Besides Kendo RichTextEditor, we have checked the HTML by pasting it here(https://htmltidy.net/) but were unable to notice any formatting issue (see the attached screenshot). Would you please point out some issues here in a screenshot so that we can address it as well.

HTMLRendering.png (138.4 KB)

We are sorry for the inconvenience.

Hi Team,

Did you get any resolution for this as we need to purchase the product as soon as possible as we are stuck here for our problem.

@agrawaltejas

Regretfully, the issue is pending for analysis due to low priority. It will be investigated and resolved on first come first serve basis. However,

Would you kindly provide your feedback upon above of our comments. Your feedback would help us investigating the issue accordingly.

Hi Asad,

For htmltidy.net, paste the html and then click the Tidy Button then it will show the unformatted Output.

I understand you are investigating on first come first server basis, however, we have an urgency to go live with your product and without this fix, we are stuck at the moment and we have to check another vendor tool for the same if your team could not help us quickly.

@agrawaltejas

Thanks for the feedback.

We have recorded your concerns and will surely consider them during investigation of the ticket. Please spare us some time. We will surely inform you as soon as we have some additional updates in this regard.

We are sorry for the inconvenience.

Hi asad,

Could you please escalate this and help us to fix this issue as soon as possible.
I have my temporary license getting expired in couple of days.

@agrawaltejas

Thanks for getting back to us.

We definitely understand your concerns and have escalated the issue to next level of priority. We will surely look into this while considering your concerns and let you know about the updates as soon as possible. Please spare us some time.

We are sorry for the inconvenience.

Hi Asad,

We encountered another issue while converting the Doc to HTML where Danish characters were not converted/parsed properly. Attached the zip file with source document and converted HTML.
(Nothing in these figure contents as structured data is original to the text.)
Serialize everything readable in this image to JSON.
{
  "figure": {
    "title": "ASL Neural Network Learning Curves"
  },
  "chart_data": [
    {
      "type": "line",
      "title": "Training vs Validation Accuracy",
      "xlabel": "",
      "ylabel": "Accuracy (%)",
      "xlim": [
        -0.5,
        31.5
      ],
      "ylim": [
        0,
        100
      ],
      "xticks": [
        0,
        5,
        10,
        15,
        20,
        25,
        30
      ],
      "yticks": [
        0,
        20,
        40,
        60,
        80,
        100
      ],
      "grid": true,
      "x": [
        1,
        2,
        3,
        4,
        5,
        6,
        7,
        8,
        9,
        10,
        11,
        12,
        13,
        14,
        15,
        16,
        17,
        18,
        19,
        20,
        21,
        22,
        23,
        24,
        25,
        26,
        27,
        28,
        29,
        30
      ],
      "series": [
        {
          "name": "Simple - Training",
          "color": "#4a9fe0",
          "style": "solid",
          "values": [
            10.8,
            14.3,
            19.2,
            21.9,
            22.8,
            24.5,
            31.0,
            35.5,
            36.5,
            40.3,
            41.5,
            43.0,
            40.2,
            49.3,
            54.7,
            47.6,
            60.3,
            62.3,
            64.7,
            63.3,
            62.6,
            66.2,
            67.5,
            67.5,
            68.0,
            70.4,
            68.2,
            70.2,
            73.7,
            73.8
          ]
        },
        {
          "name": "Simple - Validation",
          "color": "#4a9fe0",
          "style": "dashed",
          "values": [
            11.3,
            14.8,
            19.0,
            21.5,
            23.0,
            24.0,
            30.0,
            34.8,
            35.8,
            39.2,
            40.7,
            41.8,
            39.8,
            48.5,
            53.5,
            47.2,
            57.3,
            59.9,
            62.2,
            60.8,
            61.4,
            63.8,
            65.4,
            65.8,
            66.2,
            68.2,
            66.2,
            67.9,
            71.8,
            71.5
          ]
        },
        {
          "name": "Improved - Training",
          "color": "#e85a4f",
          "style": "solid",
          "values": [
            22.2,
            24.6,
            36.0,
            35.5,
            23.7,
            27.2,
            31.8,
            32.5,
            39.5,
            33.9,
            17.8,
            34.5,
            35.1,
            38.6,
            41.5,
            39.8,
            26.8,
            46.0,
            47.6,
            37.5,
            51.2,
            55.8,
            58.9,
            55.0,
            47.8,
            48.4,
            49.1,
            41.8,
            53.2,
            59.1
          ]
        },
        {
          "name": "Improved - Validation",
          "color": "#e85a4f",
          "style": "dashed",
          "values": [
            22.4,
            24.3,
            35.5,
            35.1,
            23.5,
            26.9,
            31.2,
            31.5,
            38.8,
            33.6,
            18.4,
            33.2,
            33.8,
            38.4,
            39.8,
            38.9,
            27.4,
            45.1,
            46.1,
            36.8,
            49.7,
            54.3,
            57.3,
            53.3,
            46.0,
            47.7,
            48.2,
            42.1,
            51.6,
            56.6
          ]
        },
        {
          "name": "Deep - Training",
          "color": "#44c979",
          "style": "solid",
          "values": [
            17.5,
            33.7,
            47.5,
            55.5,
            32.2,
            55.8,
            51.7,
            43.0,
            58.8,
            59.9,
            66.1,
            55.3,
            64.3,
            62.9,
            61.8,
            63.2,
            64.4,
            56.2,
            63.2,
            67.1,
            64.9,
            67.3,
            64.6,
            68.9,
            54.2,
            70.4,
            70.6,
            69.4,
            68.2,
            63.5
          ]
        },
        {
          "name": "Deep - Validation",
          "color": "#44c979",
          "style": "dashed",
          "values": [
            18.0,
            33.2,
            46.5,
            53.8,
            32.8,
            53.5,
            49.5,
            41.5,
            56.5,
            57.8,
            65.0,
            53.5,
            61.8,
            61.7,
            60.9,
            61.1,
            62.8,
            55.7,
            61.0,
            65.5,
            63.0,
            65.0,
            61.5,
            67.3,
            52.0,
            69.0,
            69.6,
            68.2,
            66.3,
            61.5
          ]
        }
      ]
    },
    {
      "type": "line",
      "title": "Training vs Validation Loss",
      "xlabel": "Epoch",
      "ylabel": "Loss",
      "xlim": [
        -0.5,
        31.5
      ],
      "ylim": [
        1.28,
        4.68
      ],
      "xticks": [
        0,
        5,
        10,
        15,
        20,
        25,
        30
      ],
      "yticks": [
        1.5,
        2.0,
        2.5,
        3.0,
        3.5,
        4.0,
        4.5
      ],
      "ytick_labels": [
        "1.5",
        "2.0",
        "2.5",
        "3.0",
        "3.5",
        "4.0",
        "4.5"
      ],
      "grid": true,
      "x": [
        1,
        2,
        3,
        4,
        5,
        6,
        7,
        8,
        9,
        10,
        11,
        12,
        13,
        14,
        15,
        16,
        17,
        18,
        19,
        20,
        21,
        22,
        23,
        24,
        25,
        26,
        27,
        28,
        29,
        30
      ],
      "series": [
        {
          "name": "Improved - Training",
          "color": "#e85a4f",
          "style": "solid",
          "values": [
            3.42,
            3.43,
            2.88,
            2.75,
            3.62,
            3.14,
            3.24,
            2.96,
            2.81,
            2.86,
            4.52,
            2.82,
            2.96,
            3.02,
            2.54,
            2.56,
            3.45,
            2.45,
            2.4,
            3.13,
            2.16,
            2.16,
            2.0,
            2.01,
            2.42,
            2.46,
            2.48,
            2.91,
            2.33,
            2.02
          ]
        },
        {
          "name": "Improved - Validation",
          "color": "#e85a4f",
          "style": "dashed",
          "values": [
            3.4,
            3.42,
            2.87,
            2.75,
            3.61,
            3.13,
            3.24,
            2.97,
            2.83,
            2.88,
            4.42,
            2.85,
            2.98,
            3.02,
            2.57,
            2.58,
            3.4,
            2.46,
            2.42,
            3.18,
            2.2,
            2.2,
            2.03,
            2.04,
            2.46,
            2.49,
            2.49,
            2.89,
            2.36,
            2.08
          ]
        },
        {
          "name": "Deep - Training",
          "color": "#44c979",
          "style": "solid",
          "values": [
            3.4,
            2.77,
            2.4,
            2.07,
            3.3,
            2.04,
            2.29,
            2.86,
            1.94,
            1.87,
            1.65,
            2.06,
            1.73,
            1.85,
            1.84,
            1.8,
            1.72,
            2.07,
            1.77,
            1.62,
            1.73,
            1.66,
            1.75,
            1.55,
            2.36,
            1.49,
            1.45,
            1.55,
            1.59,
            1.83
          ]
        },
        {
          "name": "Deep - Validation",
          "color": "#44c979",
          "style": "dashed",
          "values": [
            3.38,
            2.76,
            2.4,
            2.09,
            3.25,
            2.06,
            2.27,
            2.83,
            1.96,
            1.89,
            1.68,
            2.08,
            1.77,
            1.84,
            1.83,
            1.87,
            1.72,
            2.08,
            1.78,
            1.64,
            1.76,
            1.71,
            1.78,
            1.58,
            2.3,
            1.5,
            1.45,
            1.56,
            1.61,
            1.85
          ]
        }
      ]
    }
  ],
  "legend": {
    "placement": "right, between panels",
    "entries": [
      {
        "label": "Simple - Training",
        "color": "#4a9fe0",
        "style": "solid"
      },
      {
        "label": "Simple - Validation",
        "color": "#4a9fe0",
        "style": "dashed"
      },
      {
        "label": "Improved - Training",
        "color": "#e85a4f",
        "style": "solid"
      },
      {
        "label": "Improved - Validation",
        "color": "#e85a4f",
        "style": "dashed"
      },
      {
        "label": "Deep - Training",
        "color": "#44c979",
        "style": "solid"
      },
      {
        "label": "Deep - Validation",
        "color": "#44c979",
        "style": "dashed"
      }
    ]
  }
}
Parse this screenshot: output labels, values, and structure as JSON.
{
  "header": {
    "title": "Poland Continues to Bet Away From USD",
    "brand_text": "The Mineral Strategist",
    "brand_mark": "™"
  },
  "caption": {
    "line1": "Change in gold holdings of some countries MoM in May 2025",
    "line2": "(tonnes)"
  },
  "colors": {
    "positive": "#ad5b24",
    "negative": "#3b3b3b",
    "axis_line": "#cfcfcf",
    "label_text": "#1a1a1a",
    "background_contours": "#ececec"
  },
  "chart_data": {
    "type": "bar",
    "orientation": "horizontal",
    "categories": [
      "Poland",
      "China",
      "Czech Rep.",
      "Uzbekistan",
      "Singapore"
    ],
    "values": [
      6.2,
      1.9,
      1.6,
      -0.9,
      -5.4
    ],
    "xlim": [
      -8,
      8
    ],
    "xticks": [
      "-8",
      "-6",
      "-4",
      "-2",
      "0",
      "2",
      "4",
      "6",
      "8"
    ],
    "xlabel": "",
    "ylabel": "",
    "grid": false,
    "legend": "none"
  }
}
Let me know if there is anything which can improve this conversion.

CL CV v188.zip (126.7 KB)
into HTML.

@agrawaltejas

Would you please share the code snippet through which you are converting Word file to HTML. We believe that you are using Aspose.Words for the purpose and if so, please post your inquiry in Aspose.Words forum category so that you can be assisted accordingly.

Hi Asad,

Do we have any updates on PDF issue? We want to make it work as soon as possible.

@agrawaltejas

We converted source PDF to HTML and used htmltidy.net (Tidy button) for the HTML content.
HTML file created by Aspose.PDF has absolute text positioning defined in CSS. Tidy removes the CSS body or link to it from the HTML file, so the absolute positioning of the text disappears and the HTML formatting looks broken.

Hi Asad,

Yeah, but we are having issue same when on our Kendo RichTextEditor when we export that html back to PDF. Its just we noticed same thing on htmltidy. If you want we can do screenshare and demonstrate.

@agrawaltejas

As shared earlier that file created by Aspose.PDF has absolute text positioning defined in CSS and in your case, the HTML editor (Kendo RichTextEditor) is removing it. The issue does not seem directly related to the API. However, if you can please provide an expected output HTML which is supported by your HTML editor - we will try to investigate the feasibility whether Aspose.PDF can generate such HTML or not.

Hi Asad,

I have attached the html file which is converted from the same pdf to html using MS Office. This is what kind of html we are expecting. Let me know if it is possible to achieve.
Ravi Paladiya Resume_SeniorMSDynamicsCRMDeveloper_6 Years.pdf.zip (15.5 KB)

@agrawaltejas

Sure, we will surely investigate the feasibility of your requirements and will share additional updates with you as soon as we have some. Please spare us some time.

Hi Asad,

Its been more than a month since we had the issue and we have still not received any estimated time frame when this could be fixed. This is really critical blocker for us to purchase your product license and we have to try any other tool for conversion.

Do you still want to give us one chance to wait for any updates or we can put this down.